On 22/03/2020 18.42, Dr. Guido Dhondt wrote:
I am not sure what you mean by runtime requirements.
The only external packages required are ARPACK and SPOOLES. In fact, these packages are only used for structural mechanics calculations. For CFD (the test examples I talk about are CFD examples) I used dgmres from the SLATEC library. This routine is included in CalculiX.
I also made sure that no data files (input/output) are common to the examples.
The problems (nan) do not occur from the beginning. They occur after maybe 100 up to 200 iterations (at different numbers for each example).

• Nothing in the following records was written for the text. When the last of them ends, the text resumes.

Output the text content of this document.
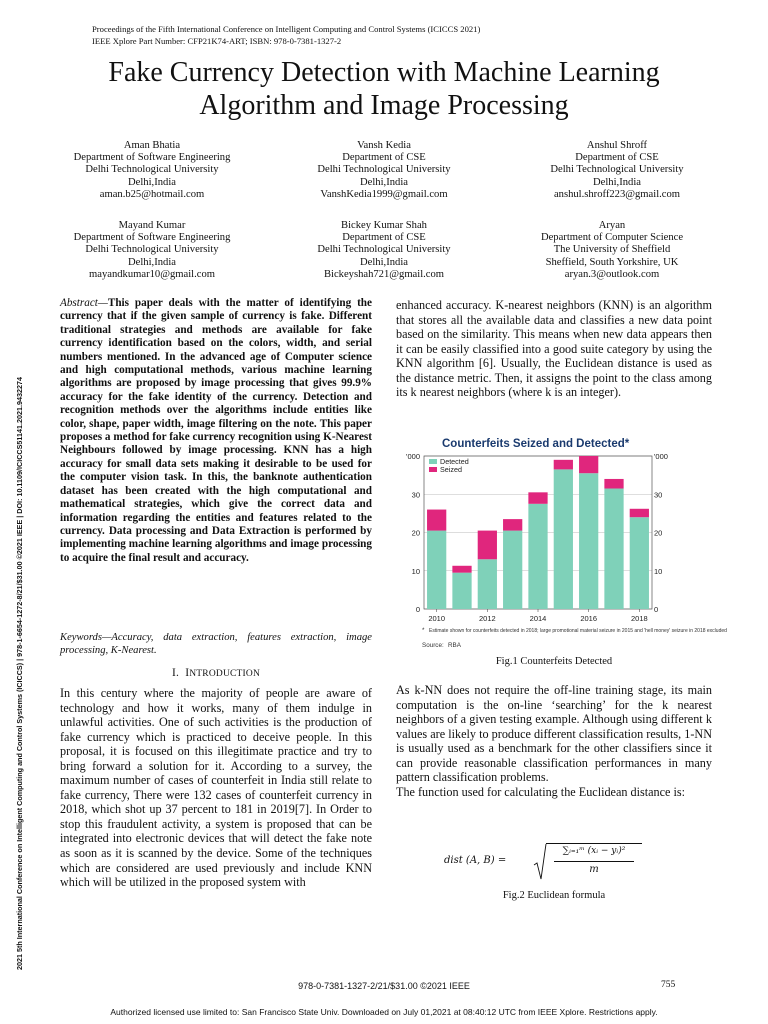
Proceedings of the Fifth International Conference on Intelligent Computing and Control Systems (ICICCS 2021)
IEEE Xplore Part Number: CFP21K74-ART; ISBN: 978-0-7381-1327-2
Fake Currency Detection with Machine Learning
Algorithm and Image Processing
Aman Bhatia
Department of Software Engineering
Delhi Technological University
Delhi,India
aman.b25@hotmail.com
Vansh Kedia
Department of CSE
Delhi Technological University
Delhi,India
VanshKedia1999@gmail.com
Anshul Shroff
Department of CSE
Delhi Technological University
Delhi,India
anshul.shroff223@gmail.com
Mayand Kumar
Department of Software Engineering
Delhi Technological University
Delhi,India
mayandkumar10@gmail.com
Bickey Kumar Shah
Department of CSE
Delhi Technological University
Delhi,India
Bickeyshah721@gmail.com
Aryan
Department of Computer Science
The University of Sheffield
Sheffield, South Yorkshire, UK
aryan.3@outlook.com
2021 5th International Conference on Intelligent Computing and Control Systems (ICICCS) | 978-1-6654-1272-8/21/$31.00 ©2021 IEEE | DOI: 10.1109/ICICCS51141.2021.9432274
Abstract—This paper deals with the matter of identifying the currency that if the given sample of currency is fake. Different traditional strategies and methods are available for fake currency identification based on the colors, width, and serial numbers mentioned. In the advanced age of Computer science and high computational methods, various machine learning algorithms are proposed by image processing that gives 99.9% accuracy for the fake identity of the currency. Detection and recognition methods over the algorithms include entities like color, shape, paper width, image filtering on the note. This paper proposes a method for fake currency recognition using K-Nearest Neighbours followed by image processing. KNN has a high accuracy for small data sets making it desirable to be used for the computer vision task. In this, the banknote authentication dataset has been created with the high computational and mathematical strategies, which give the correct data and information regarding the entities and features related to the currency. Data processing and Data Extraction is performed by implementing machine learning algorithms and image processing to acquire the final result and accuracy.
Keywords—Accuracy, data extraction, features extraction, image processing, K-Nearest.
I. INTRODUCTION
In this century where the majority of people are aware of technology and how it works, many of them indulge in unlawful activities. One of such activities is the production of fake currency which is practiced to deceive people. In this proposal, it is focused on this illegitimate practice and try to bring forward a solution for it. According to a survey, the maximum number of cases of counterfeit in India still relate to fake currency, There were 132 cases of counterfeit currency in 2018, which shot up 37 percent to 181 in 2019[7]. In Order to stop this fraudulent activity, a system is proposed that can be integrated into electronic devices that will detect the fake note as soon as it is scanned by the device. Some of the techniques which are considered are used previously and include KNN which will be utilized in the proposed system with
enhanced accuracy. K-nearest neighbors (KNN) is an algorithm that stores all the available data and classifies a new data point based on the similarity. This means when new data appears then it can be easily classified into a good suite category by using the KNN algorithm [6]. Usually, the Euclidean distance is used as the distance metric. Then, it assigns the point to the class among its k nearest neighbors (where k is an integer).
Counterfeits Seized and Detected*
0	0
10	10
20	20
30	30
'000	'000
2010	2012	2014	2016	2018
Detected
Seized
* Estimate shown for counterfeits detected in 2018; large promotional material seizure in 2015 and 'hell money' seizure in 2018 excluded
Source: RBA
Fig.1 Counterfeits Detected
As k-NN does not require the off-line training stage, its main computation is the on-line ‘searching’ for the k nearest neighbors of a given testing example. Although using different k values are likely to produce different classification results, 1-NN is usually used as a benchmark for the other classifiers since it can provide reasonable classification performances in many pattern classification problems.
The function used for calculating the Euclidean distance is:
dist (A, B) =
∑ᵢ₌₁ᵐ (xᵢ − yᵢ)²
m
Fig.2 Euclidean formula
978-0-7381-1327-2/21/$31.00 ©2021 IEEE	755
Authorized licensed use limited to: San Francisco State Univ. Downloaded on July 01,2021 at 08:40:12 UTC from IEEE Xplore. Restrictions apply.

That could indicate that the math is done using different size for floats. Maybe there is an operation somewhere that uses an automatic conversion (casting) to a lesser size (C does this without telling) and precision is lost. I think you said that the problem started when using CUDA. I know little about this, but I suppose that the GPU is one, not 12. I have no idea how it switches from one job to another, but it can not parellize. Maybe it is better to let it finish the current job, then switch to another. Maybe there is a problem here. All threads competing to use the single GPU, maybe it doesn't switch right. I'm guessing, I have never used a GPU. This moment I have a Ryzen processor that claims 12 cores, but I think it is really 6, doubled with whatitsname, hyper-threading? If your test is easy to setup and run, I could try. -- Cheers / Saludos, Carlos E. R. (from 15.1 x86_64 at Telcontar)